NEW YORK--(BUSINESS WIRE)--Hess Corporation (NYSE:HES) today announced that the Company’s 8.00% Series A Mandatory Convertible Preferred Stock (the “Preferred Stock”) and related depositary shares, each representing a 1/20th interest in a share of Preferred Stock, will automatically convert into 21.8220 shares of the Company’s common stock per share of Preferred Stock (1.0911 shares of common stock per depositary share) on January 31, 2019. Cash will be paid in lieu of any fractional shares.
The conversion rate is based upon the volume-weighted average price per share of the Company’s common stock over the 20 consecutive trading day period beginning on, and including, December 28, 2018 and ending on January 28, 2019. No action by holders of the depositary shares is required in connection with the conversion. Following the conversion, the Preferred Stock will no longer be outstanding and the depositary shares will be delisted from trading on the NYSE.
In connection with the offering of the depositary shares in 2016, the Company entered into capped call transactions to reduce the potential dilution to the Company’s common stock upon conversion of the Preferred Stock, subject to a cap. The Company expects to receive approximately 945,000 shares of common stock upon settlement of the capped calls, which will reduce the net number of shares to be issued by the Company upon conversion of the Preferred Stock to approximately 11.6 million shares of the Company’s common stock.
As previously announced, on February 1, 2019, each holder of record at the close of business on January 15, 2019 will receive a final quarterly cash dividend of $20 per share of Preferred Stock, which is equivalent to $1.00 per depositary share.

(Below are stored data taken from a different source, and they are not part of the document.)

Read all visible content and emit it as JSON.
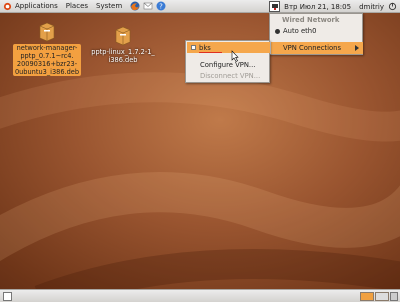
{
  "top_panel": {
    "menus": [
      "Applications",
      "Places",
      "System"
    ],
    "clock": "Втр Июл 21, 18:05",
    "user": "dmitriy",
    "launchers": [
      "firefox-icon",
      "email-icon",
      "help-icon"
    ]
  },
  "desktop": {
    "icons": [
      {
        "label": "network-manager-pptp_0.7.1~rc4.20090316+bzr23-0ubuntu3_i386.deb",
        "lines": [
          "network-manager-",
          "pptp_0.7.1~rc4.",
          "20090316+bzr23-",
          "0ubuntu3_i386.deb"
        ]
      },
      {
        "label": "pptp-linux_1.7.2-1_i386.deb",
        "lines": [
          "pptp-linux_1.7.2-1_",
          "i386.deb"
        ]
      }
    ]
  },
  "nm_menu": {
    "header": "Wired Network",
    "connection": "Auto eth0",
    "vpn_label": "VPN Connections"
  },
  "vpn_menu": {
    "bks": "bks",
    "configure": "Configure VPN...",
    "disconnect": "Disconnect VPN..."
  },
  "colors": {
    "accent": "#f5a74c",
    "panel": "#e0deda"
  }
}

Hess Corporation is a leading global independent energy company engaged in the exploration and production of crude oil and natural gas. More information on Hess Corporation is available at http://www.hess.com.

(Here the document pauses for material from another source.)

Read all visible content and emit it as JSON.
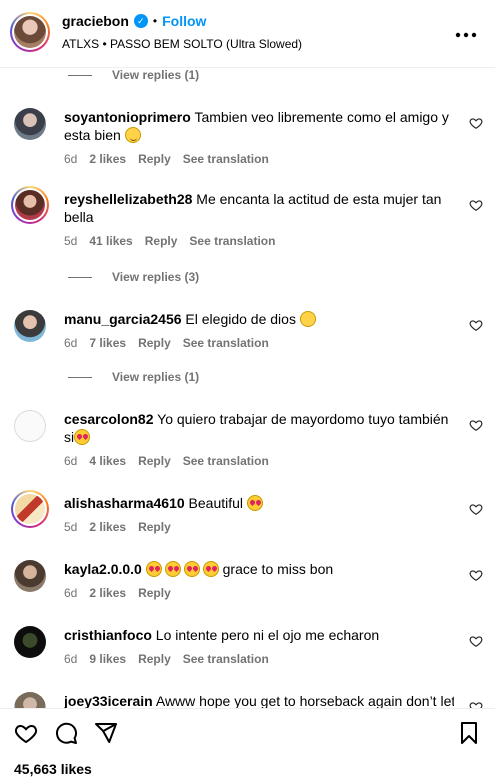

This news release contains projections and other forward-looking statements within the meaning of Section 27A of the Securities Act of 1933 and Section 21E of the Securities Exchange Act of 1934. These projections and statements reflect the Company’s current views with respect to future events and financial performance. No assurances can be given, however, that these events will occur or that these projections will be achieved, and actual results could differ materially from those projected as a result of certain risk factors. A discussion of these risk factors is included in the Company’s periodic reports filed with the Securities and Exchange Commission.